Flat Serializer: A class for serializing and deserializing Clarion structures to CSV (or TSV)

Tags: #<Tag:0x00007fc0e220cf60> #<Tag:0x00007fc0e220c948> #<Tag:0x00007fc0e220c2e0>

A few months ago, I had to develop two features:

  • Export and import data to Excel files
  • Publish the TSV output of some existing Clarion processes to JSON/XML webservices

For both, I needed a straightforward way to convert between Clarion structures and Comma or Tab Separated Values.

I looked at the excellent CSVParseClass, but it didn’t have many of the features I needed, and for the parsing part I already had code I wrote years ago, so I decided to create a new class with a different approach (although I used and still use the CSVParserClass demo to create queue declarations from sample CSV files).

The class has been in production for months, but I finally had time to clean it, partially document it and share it. It’s available at GitHub.

To serialize a queue to a text file:

myQ QUEUE,PRE(myQ)
id    LONG
Name  STRING(30)
Date  DATE
Time  TIME
    END

fs FlatSerializer

  CODE
  ...
  fs.Init
  fs.SerializeQueueToTextFile(myQ,'testqueue.csv')

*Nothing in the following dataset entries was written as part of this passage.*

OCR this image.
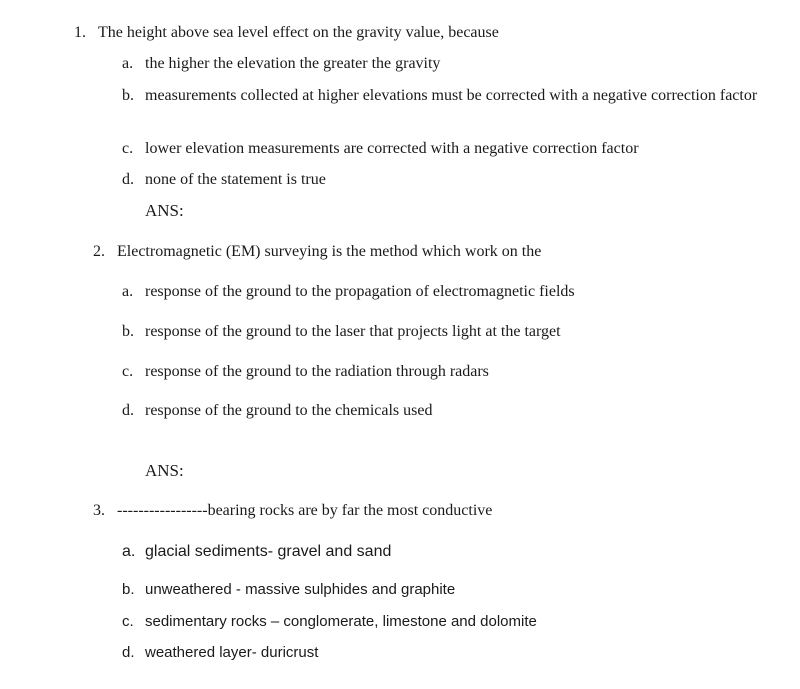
1. The height above sea level effect on the gravity value, because
a. the higher the elevation the greater the gravity
b. measurements collected at higher elevations must be corrected with a negative correction factor
c. lower elevation measurements are corrected with a negative correction factor
d. none of the statement is true
ANS:
2. Electromagnetic (EM) surveying is the method which work on the
a. response of the ground to the propagation of electromagnetic fields
b. response of the ground to the laser that projects light at the target
c. response of the ground to the radiation through radars
d. response of the ground to the chemicals used
ANS:
3. -----------------bearing rocks are by far the most conductive
a. glacial sediments- gravel and sand
b. unweathered - massive sulphides and graphite
c. sedimentary rocks – conglomerate, limestone and dolomite
d. weathered layer- duricrust
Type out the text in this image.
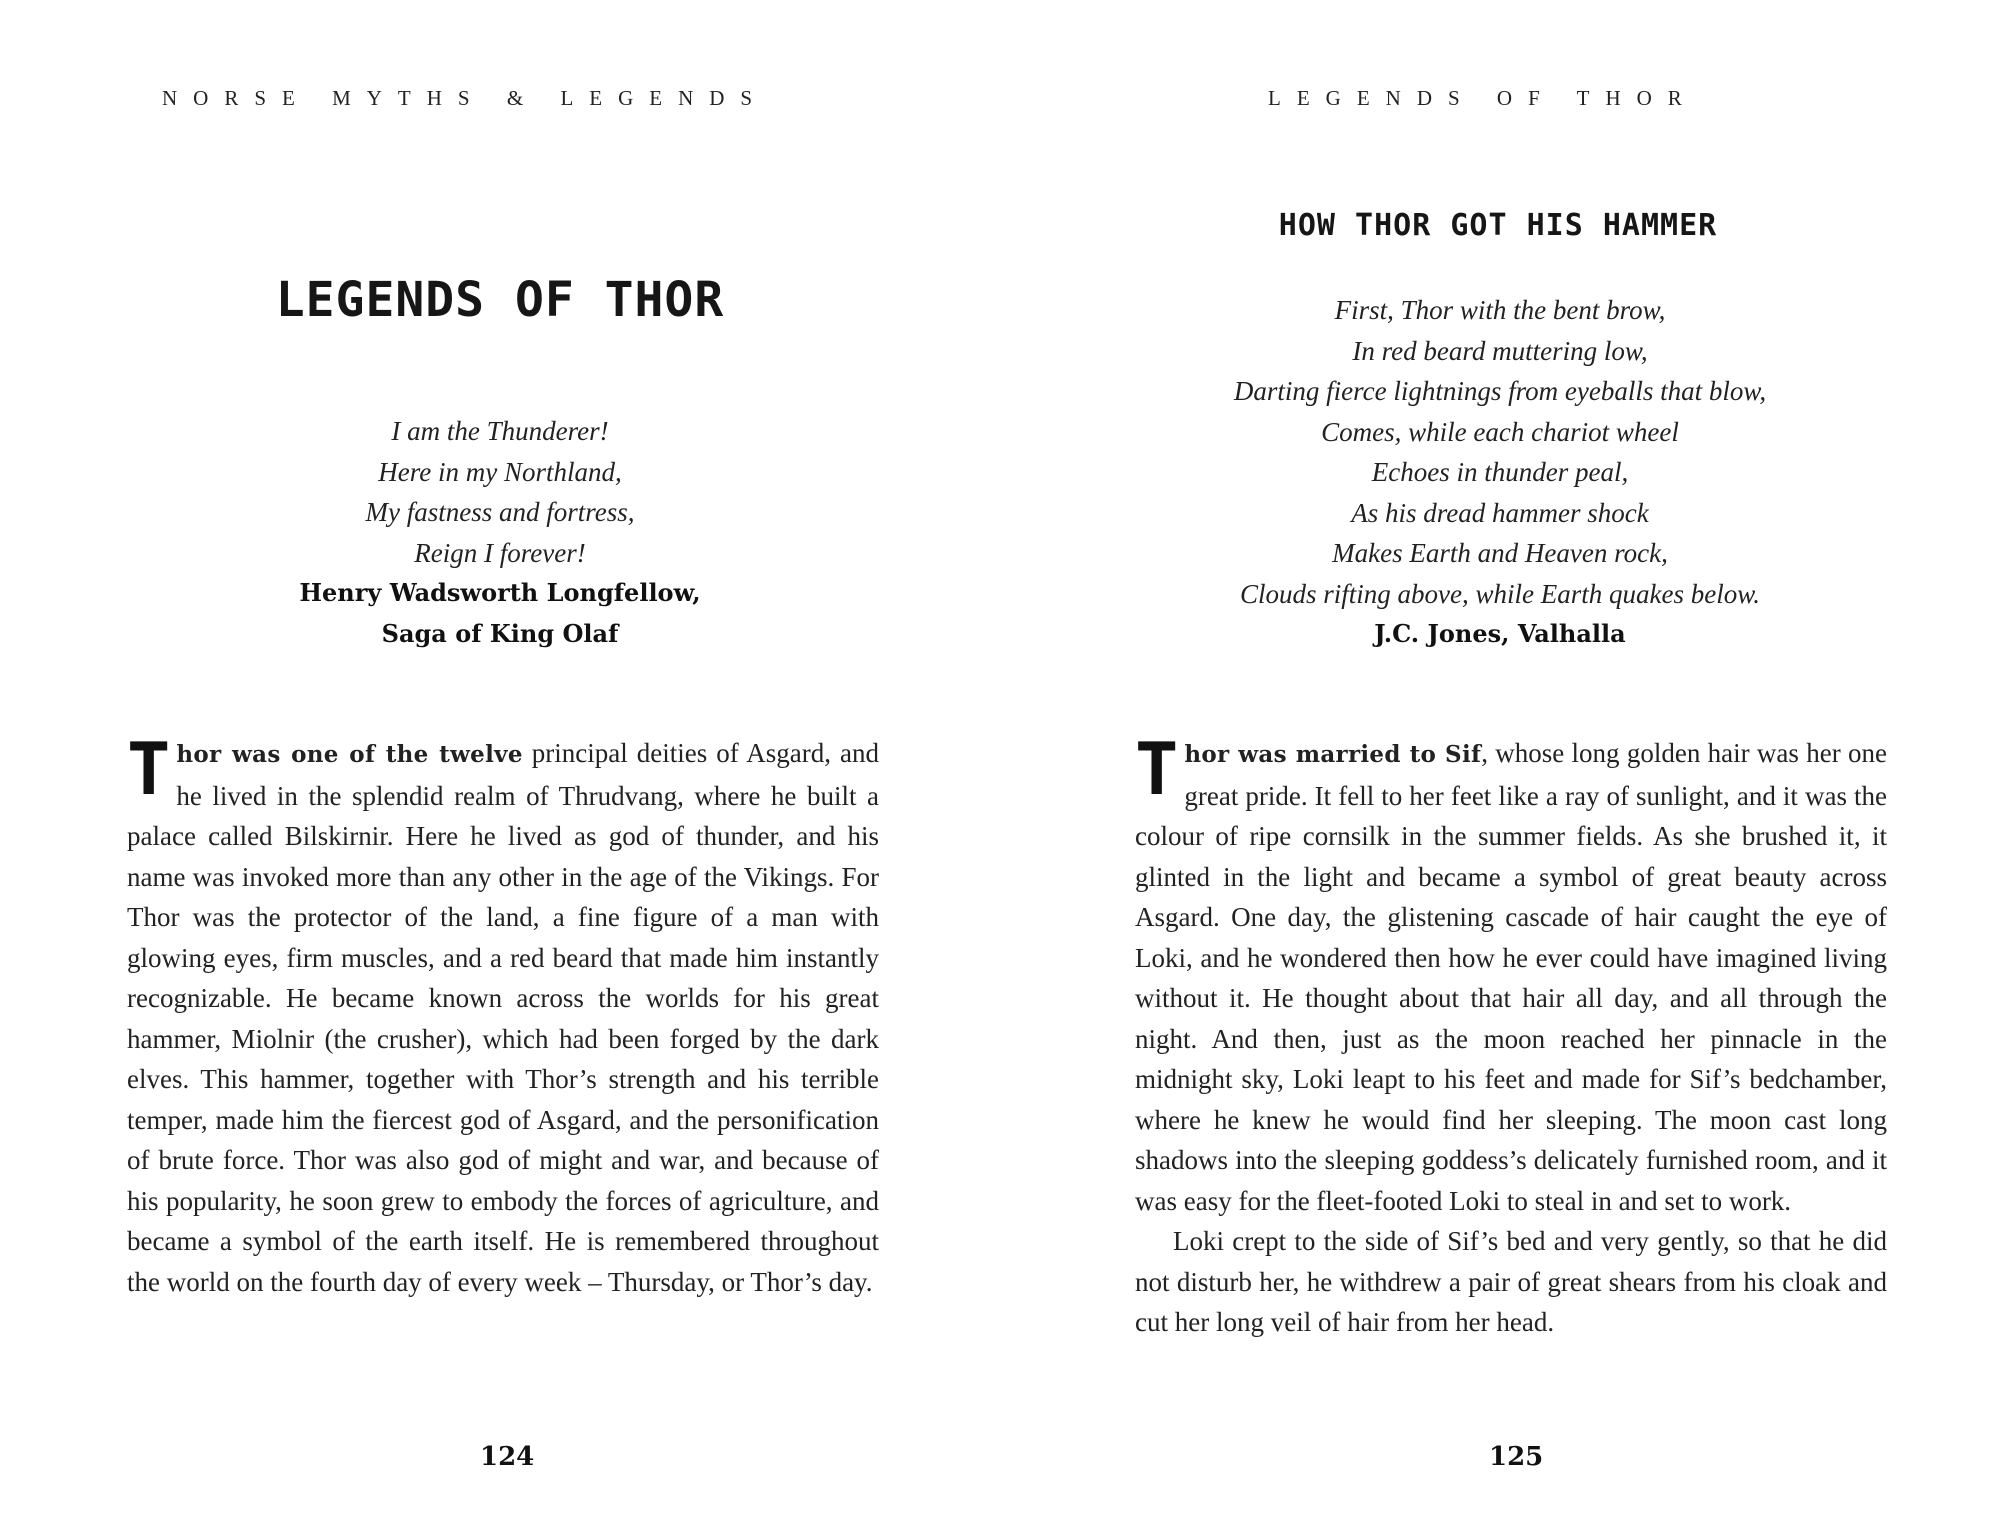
NORSE MYTHS & LEGENDS
LEGENDS OF THOR
I am the Thunderer!
Here in my Northland,
My fastness and fortress,
Reign I forever!
Henry Wadsworth Longfellow,
Saga of King Olaf

Thor was one of the twelve principal deities of Asgard, and he lived in the splendid realm of Thrudvang, where he built a palace called Bilskirnir. Here he lived as god of thunder, and his name was invoked more than any other in the age of the Vikings. For Thor was the protector of the land, a fine figure of a man with glowing eyes, firm muscles, and a red beard that made him instantly recognizable. He became known across the worlds for his great hammer, Miolnir (the crusher), which had been forged by the dark elves. This hammer, together with Thor’s strength and his terrible temper, made him the fiercest god of Asgard, and the personification of brute force. Thor was also god of might and war, and because of his popularity, he soon grew to embody the forces of agriculture, and became a symbol of the earth itself. He is remembered throughout the world on the fourth day of every week – Thursday, or Thor’s day.

124
LEGENDS OF THOR
HOW THOR GOT HIS HAMMER
First, Thor with the bent brow,
In red beard muttering low,
Darting fierce lightnings from eyeballs that blow,
Comes, while each chariot wheel
Echoes in thunder peal,
As his dread hammer shock
Makes Earth and Heaven rock,
Clouds rifting above, while Earth quakes below.
J.C. Jones, Valhalla

Thor was married to Sif, whose long golden hair was her one great pride. It fell to her feet like a ray of sunlight, and it was the colour of ripe cornsilk in the summer fields. As she brushed it, it glinted in the light and became a symbol of great beauty across Asgard. One day, the glistening cascade of hair caught the eye of Loki, and he wondered then how he ever could have imagined living without it. He thought about that hair all day, and all through the night. And then, just as the moon reached her pinnacle in the midnight sky, Loki leapt to his feet and made for Sif’s bedchamber, where he knew he would find her sleeping. The moon cast long shadows into the sleeping goddess’s delicately furnished room, and it was easy for the fleet-footed Loki to steal in and set to work.

Loki crept to the side of Sif’s bed and very gently, so that he did not disturb her, he withdrew a pair of great shears from his cloak and cut her long veil of hair from her head.

125
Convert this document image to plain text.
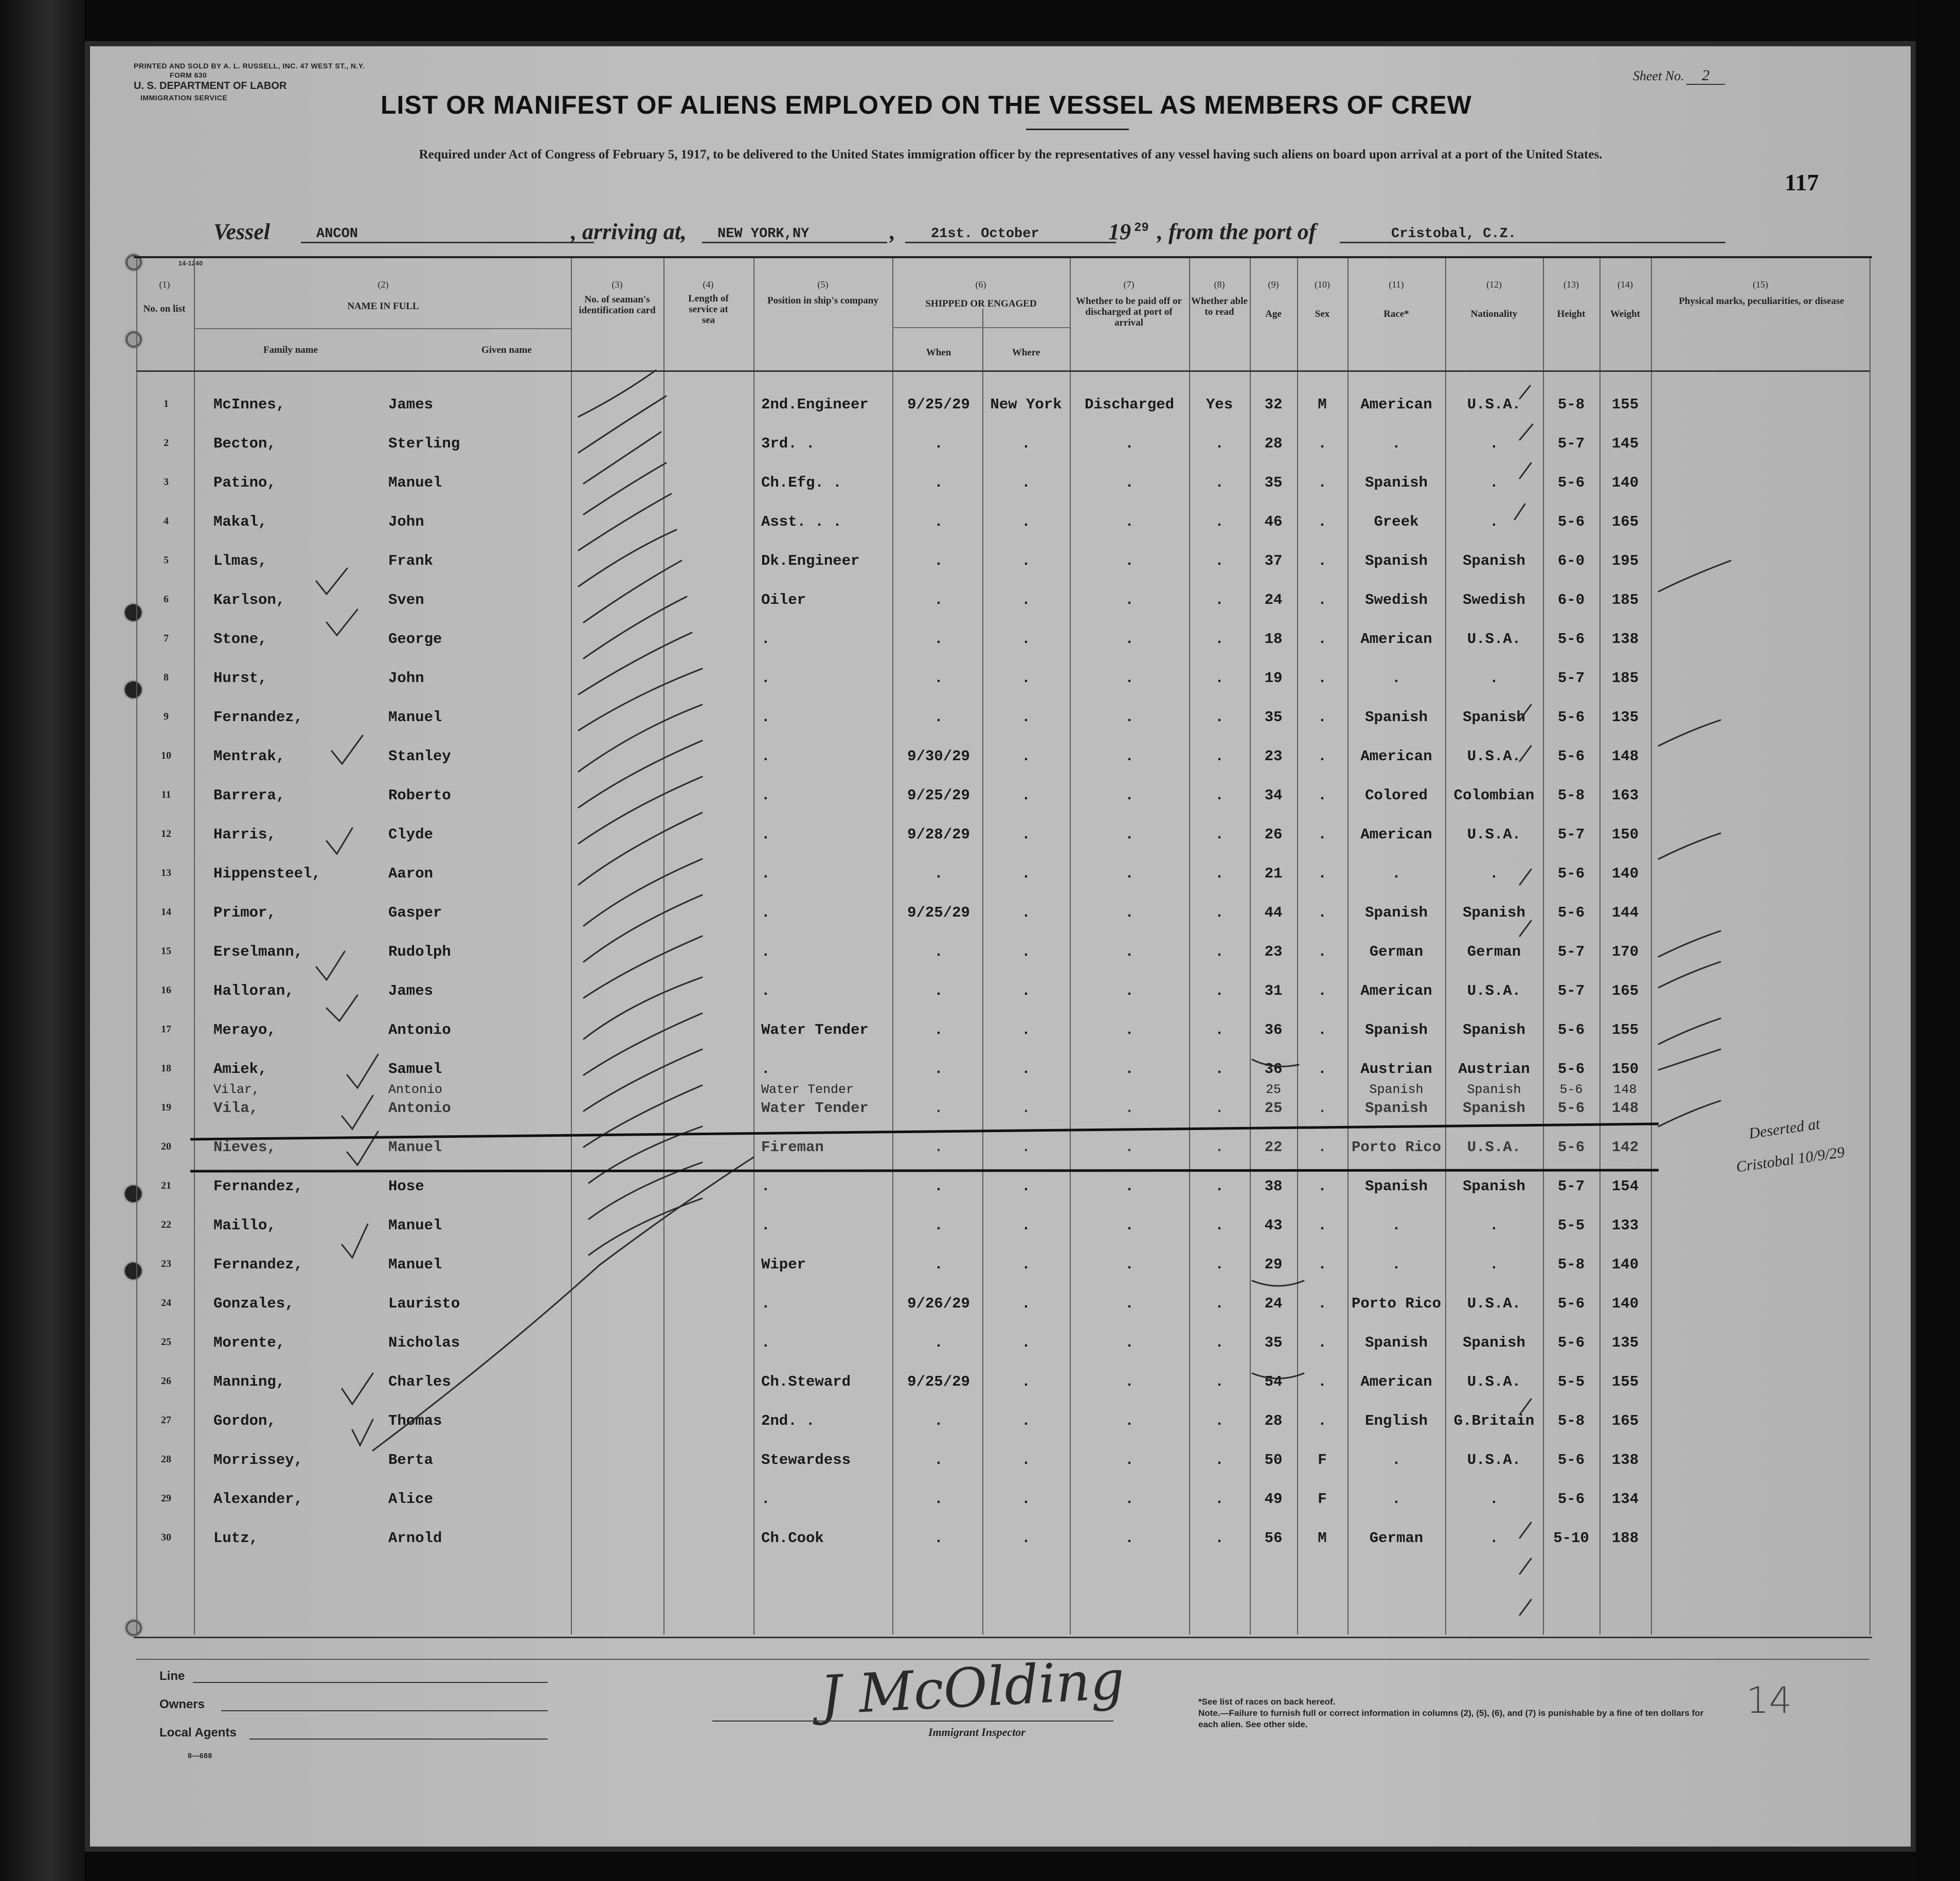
PRINTED AND SOLD BY A. L. RUSSELL, INC. 47 WEST ST., N.Y.
FORM 630
U. S. DEPARTMENT OF LABOR
IMMIGRATION SERVICE
Sheet No. 2
LIST OR MANIFEST OF ALIENS EMPLOYED ON THE VESSEL AS MEMBERS OF CREW
Required under Act of Congress of February 5, 1917, to be delivered to the United States immigration officer by the representatives of any vessel having such aliens on board upon arrival at a port of the United States.
117
Vessel	ANCON	, arriving at,	NEW YORK,NY	,	21st. October	19 29 , from the port of	Cristobal, C.Z.
14-1240
(1)
No. on list
(2)
NAME IN FULL
Family name	Given name
(3)
No. of seaman's identification card
(4)
Length of service at sea
(5)
Position in ship's company
(6)
SHIPPED OR ENGAGED
When	Where
(7)
Whether to be paid off or discharged at port of arrival
(8)
Whether able to read
(9)
Age
(10)
Sex
(11)
Race*
(12)
Nationality
(13)
Height
(14)
Weight
(15)
Physical marks, peculiarities, or disease
1	McInnes,	James	2nd.Engineer	9/25/29	New York	Discharged	Yes	32	M	American	U.S.A.	5-8	155
2	Becton,	Sterling	3rd. .	.	.	.	.	28	.	.	.	5-7	145
3	Patino,	Manuel	Ch.Efg. .	.	.	.	.	35	.	Spanish	.	5-6	140
4	Makal,	John	Asst. . .	.	.	.	.	46	.	Greek	.	5-6	165
5	Llmas,	Frank	Dk.Engineer	.	.	.	.	37	.	Spanish	Spanish	6-0	195
6	Karlson,	Sven	Oiler	.	.	.	.	24	.	Swedish	Swedish	6-0	185
7	Stone,	George	.	.	.	.	.	18	.	American	U.S.A.	5-6	138
8	Hurst,	John	.	.	.	.	.	19	.	.	.	5-7	185
9	Fernandez,	Manuel	.	.	.	.	.	35	.	Spanish	Spanish	5-6	135
10	Mentrak,	Stanley	.	9/30/29	.	.	.	23	.	American	U.S.A.	5-6	148
11	Barrera,	Roberto	.	9/25/29	.	.	.	34	.	Colored	Colombian	5-8	163
12	Harris,	Clyde	.	9/28/29	.	.	.	26	.	American	U.S.A.	5-7	150
13	Hippensteel,	Aaron	.	.	.	.	.	21	.	.	.	5-6	140
14	Primor,	Gasper	.	9/25/29	.	.	.	44	.	Spanish	Spanish	5-6	144
15	Erselmann,	Rudolph	.	.	.	.	.	23	.	German	German	5-7	170
16	Halloran,	James	.	.	.	.	.	31	.	American	U.S.A.	5-7	165
17	Merayo,	Antonio	Water Tender	.	.	.	.	36	.	Spanish	Spanish	5-6	155
18	Amiek,	Samuel	.	.	.	.	.	36	.	Austrian	Austrian	5-6	150
19	Vila,	Antonio	Water Tender	.	.	.	.	25	.	Spanish	Spanish	5-6	148
20	Nieves,	Manuel	Fireman	.	.	.	.	22	.	Porto Rico	U.S.A.	5-6	142
21	Fernandez,	Hose	.	.	.	.	.	38	.	Spanish	Spanish	5-7	154
22	Maillo,	Manuel	.	.	.	.	.	43	.	.	.	5-5	133
23	Fernandez,	Manuel	Wiper	.	.	.	.	29	.	.	.	5-8	140
24	Gonzales,	Lauristo	.	9/26/29	.	.	.	24	.	Porto Rico	U.S.A.	5-6	140
25	Morente,	Nicholas	.	.	.	.	.	35	.	Spanish	Spanish	5-6	135
26	Manning,	Charles	Ch.Steward	9/25/29	.	.	.	54	.	American	U.S.A.	5-5	155
27	Gordon,	Thomas	2nd. .	.	.	.	.	28	.	English	G.Britain	5-8	165
28	Morrissey,	Berta	Stewardess	.	.	.	.	50	F	.	U.S.A.	5-6	138
29	Alexander,	Alice	.	.	.	.	.	49	F	.	.	5-6	134
30	Lutz,	Arnold	Ch.Cook	.	.	.	.	56	M	German	.	5-10	188
Vilar,	Antonio	Water Tender	25	Spanish	Spanish	5-6	148
Deserted at
Cristobal 10/9/29
Line
Owners
Local Agents
J McOlding
Immigrant Inspector
*See list of races on back hereof.
Note.—Failure to furnish full or correct information in columns (2), (5), (6), and (7) is punishable by a fine of ten dollars for each alien. See other side.
14
8—688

The resulting testqueue.csv text file will look like this:

   ID,NAME,DATE,TIME
   5,"Some Name",2021-07-30,18:45:56
   7,"Another Name",2021-12-16,08:12:34

To load the same text file to a queue:

  FREE(myQ)
  fs.Init
  fs.LoadTextFile('testqueue.csv')
  fs.DeSerializeToQueue(myQ)

For more details, please view the Readme file. Also, the file Tests.clw includes a few unit tests that can serve as examples of how to use all the methods.

The class is named Flat Serializer because CSV/TSV are a flat file formats, and because it flattens Clarion structures. For example, a group inside a group will be flattened like this:

MyGroup    GROUP
SomeString   STRING
FullName     GROUP
FirstName      STRING
LastName       STRING
             END
           END

SomeString,FullName,FirstName,LastName
Abc,Carlos      Gutierrez,Carlos,Gutierrez

You can use AddExcludedFieldByName() or AddExcludedFieldByReference() the exclude either Fullname or FirstName and LastName from the output.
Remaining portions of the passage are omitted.